嗨,我有一个以这种方式构建的稀疏csr矩阵:
userid = list(np.sort(matrix.USERID.unique())) # Get our unique customers
artid = list(matrix.ARTID.unique()) # Get our unique products that were purchased
click = list(matrix.TOTALCLICK)
rows = pd.Categorical(matrix.USERID, categories=userid).codes
# Get the associated row indices
cols = pd.Categorical(matrix.ARTID, categories=artid).codes
# Get the associated column indices
item_sparse = sparse.csr_matrix((click, (rows, cols)), shape=(len(userid), len(artid)))
原始matrix包含用户与网站上产品的互动。
我最终得到了这种格式的稀疏矩阵
(0, 4136) 1
(0, 5553) 1
(0, 9089) 1
(0, 24104) 3
(0, 28061) 2
(1, 0) 2
(1, 224) 1
(1, 226) 1
(1, 324) 2
(1, 341) 1
(1, 530) 1
(1, 642) 1
(1, 658) 1
如何将稀疏矩阵按第一个索引(用户)分组,并说训练集的前80%行和测试集的其他20%行。我应该以两个矩阵结束
培训:
(0, 4136) 1
(0, 5553) 1
(0, 9089) 1
(1, 0) 2
(1, 224) 1
(1, 226) 1
(1, 324) 2
(1, 341) 1
(1, 530) 1
测试:
(0, 24104) 3
(0, 28061) 2
(1, 642) 1
(1, 658) 1
答案 0 :(得分:1)
您可以使用StratifiedShuffleSplit(或者如果不想改组,也可以使用StratifiedKFold,但是您需要进行5次拆分才能获得80%/ 20%的训练/测试拆分,例如您无法通过其他方式控制测试大小。)scikit-learn中的类:
import sklearn.model_selection
import numpy as np
# Array similar to your structure
x = np.asarray([[0,4136,1],[0,5553,1],[0,9089,1],[1,0,2], \
[1,224,1],[1,226,1],[1,324,2],[1,341,1],[1,530,1]])

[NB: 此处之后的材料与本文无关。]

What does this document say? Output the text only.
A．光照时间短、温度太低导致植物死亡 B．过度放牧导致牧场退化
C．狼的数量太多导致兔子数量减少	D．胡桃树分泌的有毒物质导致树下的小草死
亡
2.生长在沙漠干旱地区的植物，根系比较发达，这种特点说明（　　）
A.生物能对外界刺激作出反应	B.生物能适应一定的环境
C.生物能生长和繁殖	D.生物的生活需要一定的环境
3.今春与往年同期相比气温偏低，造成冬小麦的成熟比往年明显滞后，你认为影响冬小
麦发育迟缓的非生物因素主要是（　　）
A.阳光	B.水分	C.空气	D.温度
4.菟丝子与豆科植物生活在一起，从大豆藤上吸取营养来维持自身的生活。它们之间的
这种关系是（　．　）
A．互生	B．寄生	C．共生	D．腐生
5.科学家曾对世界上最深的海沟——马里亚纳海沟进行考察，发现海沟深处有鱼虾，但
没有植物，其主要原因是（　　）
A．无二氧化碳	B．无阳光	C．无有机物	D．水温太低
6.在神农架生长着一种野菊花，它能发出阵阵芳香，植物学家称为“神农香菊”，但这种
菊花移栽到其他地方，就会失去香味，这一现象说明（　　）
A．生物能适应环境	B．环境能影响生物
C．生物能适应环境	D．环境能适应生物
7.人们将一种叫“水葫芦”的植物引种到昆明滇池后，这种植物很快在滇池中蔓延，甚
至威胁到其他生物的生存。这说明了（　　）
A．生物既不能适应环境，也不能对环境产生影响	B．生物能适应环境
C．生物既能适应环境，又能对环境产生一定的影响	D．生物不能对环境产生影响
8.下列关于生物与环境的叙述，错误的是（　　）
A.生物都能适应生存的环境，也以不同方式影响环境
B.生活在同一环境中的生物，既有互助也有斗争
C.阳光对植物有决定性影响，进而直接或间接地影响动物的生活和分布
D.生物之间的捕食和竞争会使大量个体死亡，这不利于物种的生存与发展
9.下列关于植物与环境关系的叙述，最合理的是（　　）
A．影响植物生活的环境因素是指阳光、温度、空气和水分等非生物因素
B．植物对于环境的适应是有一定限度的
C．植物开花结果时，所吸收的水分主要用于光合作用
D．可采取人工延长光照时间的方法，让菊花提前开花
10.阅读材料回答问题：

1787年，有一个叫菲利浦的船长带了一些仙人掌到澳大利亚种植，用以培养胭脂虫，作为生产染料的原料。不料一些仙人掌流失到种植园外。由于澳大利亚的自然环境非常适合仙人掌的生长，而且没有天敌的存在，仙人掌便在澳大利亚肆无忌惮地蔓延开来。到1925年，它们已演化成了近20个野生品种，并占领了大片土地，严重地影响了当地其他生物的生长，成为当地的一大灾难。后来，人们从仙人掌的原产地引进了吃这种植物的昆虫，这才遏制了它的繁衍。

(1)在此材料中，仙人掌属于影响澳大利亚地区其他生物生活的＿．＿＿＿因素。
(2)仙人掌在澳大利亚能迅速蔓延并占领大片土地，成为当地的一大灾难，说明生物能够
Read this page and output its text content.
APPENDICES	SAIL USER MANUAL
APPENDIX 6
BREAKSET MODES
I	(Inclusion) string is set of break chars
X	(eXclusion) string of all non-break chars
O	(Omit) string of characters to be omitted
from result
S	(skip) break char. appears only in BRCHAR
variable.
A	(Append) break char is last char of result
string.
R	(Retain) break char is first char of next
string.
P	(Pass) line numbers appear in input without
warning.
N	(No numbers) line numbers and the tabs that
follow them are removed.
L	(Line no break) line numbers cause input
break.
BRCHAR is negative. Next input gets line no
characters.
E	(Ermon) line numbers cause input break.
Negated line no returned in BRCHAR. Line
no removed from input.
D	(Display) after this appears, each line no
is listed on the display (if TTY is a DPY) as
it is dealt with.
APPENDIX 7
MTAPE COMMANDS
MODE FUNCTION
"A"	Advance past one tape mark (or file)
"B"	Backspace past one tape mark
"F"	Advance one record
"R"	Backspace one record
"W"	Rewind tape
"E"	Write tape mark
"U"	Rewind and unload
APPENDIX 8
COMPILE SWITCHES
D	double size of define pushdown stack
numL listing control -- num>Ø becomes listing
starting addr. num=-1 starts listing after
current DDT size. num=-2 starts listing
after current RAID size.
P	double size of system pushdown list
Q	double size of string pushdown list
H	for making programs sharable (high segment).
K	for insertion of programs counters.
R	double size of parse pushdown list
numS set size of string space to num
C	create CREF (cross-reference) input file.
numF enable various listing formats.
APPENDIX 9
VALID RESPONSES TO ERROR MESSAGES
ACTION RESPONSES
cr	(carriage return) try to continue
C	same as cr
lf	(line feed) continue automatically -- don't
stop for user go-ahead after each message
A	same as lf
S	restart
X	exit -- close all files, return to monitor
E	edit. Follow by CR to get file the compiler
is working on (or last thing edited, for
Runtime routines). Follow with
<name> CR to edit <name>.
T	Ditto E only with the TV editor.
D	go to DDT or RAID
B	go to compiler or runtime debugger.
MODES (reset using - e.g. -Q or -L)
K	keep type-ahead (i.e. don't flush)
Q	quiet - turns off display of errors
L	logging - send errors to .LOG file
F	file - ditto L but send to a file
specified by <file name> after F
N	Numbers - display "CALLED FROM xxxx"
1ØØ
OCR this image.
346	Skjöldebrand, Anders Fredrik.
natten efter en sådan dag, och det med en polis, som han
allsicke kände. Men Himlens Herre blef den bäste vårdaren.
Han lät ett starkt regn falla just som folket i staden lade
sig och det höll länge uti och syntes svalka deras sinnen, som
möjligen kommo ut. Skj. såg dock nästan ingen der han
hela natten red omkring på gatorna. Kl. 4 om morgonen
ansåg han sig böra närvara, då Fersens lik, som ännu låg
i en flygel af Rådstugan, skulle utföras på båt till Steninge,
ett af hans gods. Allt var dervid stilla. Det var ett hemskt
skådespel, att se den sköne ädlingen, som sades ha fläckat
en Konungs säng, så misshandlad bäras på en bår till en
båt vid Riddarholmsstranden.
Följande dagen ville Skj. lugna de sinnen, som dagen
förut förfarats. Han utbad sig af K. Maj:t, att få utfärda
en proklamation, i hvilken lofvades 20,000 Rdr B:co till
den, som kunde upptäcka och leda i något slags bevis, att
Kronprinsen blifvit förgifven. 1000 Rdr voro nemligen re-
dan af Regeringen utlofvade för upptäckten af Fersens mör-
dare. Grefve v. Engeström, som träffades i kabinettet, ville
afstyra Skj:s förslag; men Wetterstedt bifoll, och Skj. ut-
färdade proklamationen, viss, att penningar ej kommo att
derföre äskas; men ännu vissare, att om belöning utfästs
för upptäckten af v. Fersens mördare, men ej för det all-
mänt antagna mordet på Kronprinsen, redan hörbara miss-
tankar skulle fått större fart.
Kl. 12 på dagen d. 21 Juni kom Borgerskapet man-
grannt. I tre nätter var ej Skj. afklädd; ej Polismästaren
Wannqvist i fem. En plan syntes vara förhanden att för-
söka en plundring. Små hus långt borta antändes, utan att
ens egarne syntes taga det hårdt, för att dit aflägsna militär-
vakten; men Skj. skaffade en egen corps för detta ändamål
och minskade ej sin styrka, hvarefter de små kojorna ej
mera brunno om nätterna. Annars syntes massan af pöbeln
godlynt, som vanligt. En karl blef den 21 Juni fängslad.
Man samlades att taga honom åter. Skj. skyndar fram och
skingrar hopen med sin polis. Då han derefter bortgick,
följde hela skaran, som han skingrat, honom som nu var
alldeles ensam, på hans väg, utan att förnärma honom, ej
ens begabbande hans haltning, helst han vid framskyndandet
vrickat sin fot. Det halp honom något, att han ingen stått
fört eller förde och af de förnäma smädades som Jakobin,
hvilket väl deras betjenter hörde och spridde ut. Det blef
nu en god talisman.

# Get train and test indices using x[:,0] to define the 'classes'
cv = sklearn.model_selection.StratifiedShuffleSplit(n_splits=1, test_size=0.2)
# Note, X isn't actually used in the method, np.zeros(n_samples) would also work
# Also note that cv.split is an iterator with 1 element (split),
# hence getting the first element of the list
train_idx, test_idx = list(cv.split(X=x, y=x[:,0]))[0]
print("Training")
for i in train_idx:
print(x[i,:2], x[i,2])
print("Test")
for i in test_idx:
print(x[i,:2], x[i,2])
我对稀疏矩阵没有太多经验,所以我希望您可以从我的示例中进行必要的调整。
答案 1 :(得分:0)
使用sklearn api train_test_split,您将为矩阵的此方法3个参数分配分裂比率和随机状态。如果您想以相同的结果再次分割,则随机状态非常有用。